After toying with Audacity for a while and figuring out this awesome feature called “noise removal”, which has been quite helpful once I discovered it, I decided to try the effect out for music. However, it turned out it does not work that great for music, which is sad, but understandable, because of the complexity of the audio track.
Then, I started to wonder, if it is possible to separate loops from audio tracks. Obviously, if a track contains lots of other sounds on top of the loop, removing a loop from a song does not work that well, if at all, but imagine an audio track that has a mere loop at the beginning and then the loop plays almost throughout the whole song with some additional instruments. Here is the track, from which I’d like to remove the loop from: http://www.youtube.com/watch?v=lksNIHjYjSY
And yes, I know, the game is quite bad, but the music is pretty cool.
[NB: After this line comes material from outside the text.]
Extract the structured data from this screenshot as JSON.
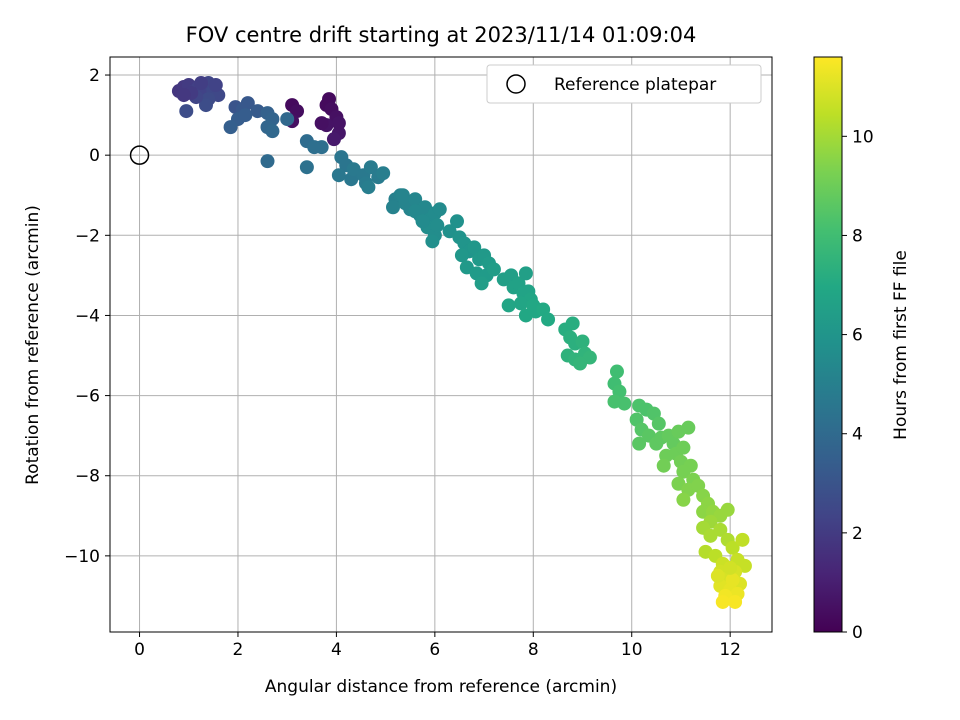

If the filters were perfect, then, sure, we could take anything out of anything. But they’re not. There are techniques to remove and separate all kinds of things, but nobody would mistake the result as a desirable music performance. One problem is the main performance hitting the same notes by accident that the loop has. They both go leaving holes in the show.
The reason music doesn’t work so well has nothing to do with the complexity of the waveforms or data. One of the Noise Removal tricks to keep voices from turning into trash is stop removing noise during vocals. Audacity thinks a continuous musical performance is one voice and stops removal. You can reduce Smoothing to zero and see what it’s going to sound like then. It’s usually not very pretty.
If I have some red paint and some blue paint in a bucket, and I stir the bucket clockwise, then I will end up with a bucket of purple paint. So if I then stir the purple paint anti-clockwise, the purple pain will separate out into red paint and blue paint Umm… no that does not actually work. Once the red paint and blue paint are mixed together they stay mixed together and no amount of “reverse stirring” will separate them.
Very nice analogy Steve.
Nevertheless, programmers and scientists are still trying to separate the two colours - even if they have to pick them pigment by pigment (a little easier if one would be magnetic…).
If the loop were really constant throughout or we had the original loop, your demand could be fulfilled - by spectral substraction.
The next best is to remove the center (with drum and bass mostly) and keep the right channel, where the melody dwells.
You can try it yourself by downloading this plug-in: https://forum.audacityteam.org/t/karaoke-rotation-panning-more/30112/1
(Place it in the Audacity Plug-in folder and restart Audacity - it will be found in the effect menu “2D Stereo Toolkit”)
Simply choose “Remove Center”.
You can then split to mono (track drop-down menu) and remove the left (upper) track.
More isn’t possible - as far as I know.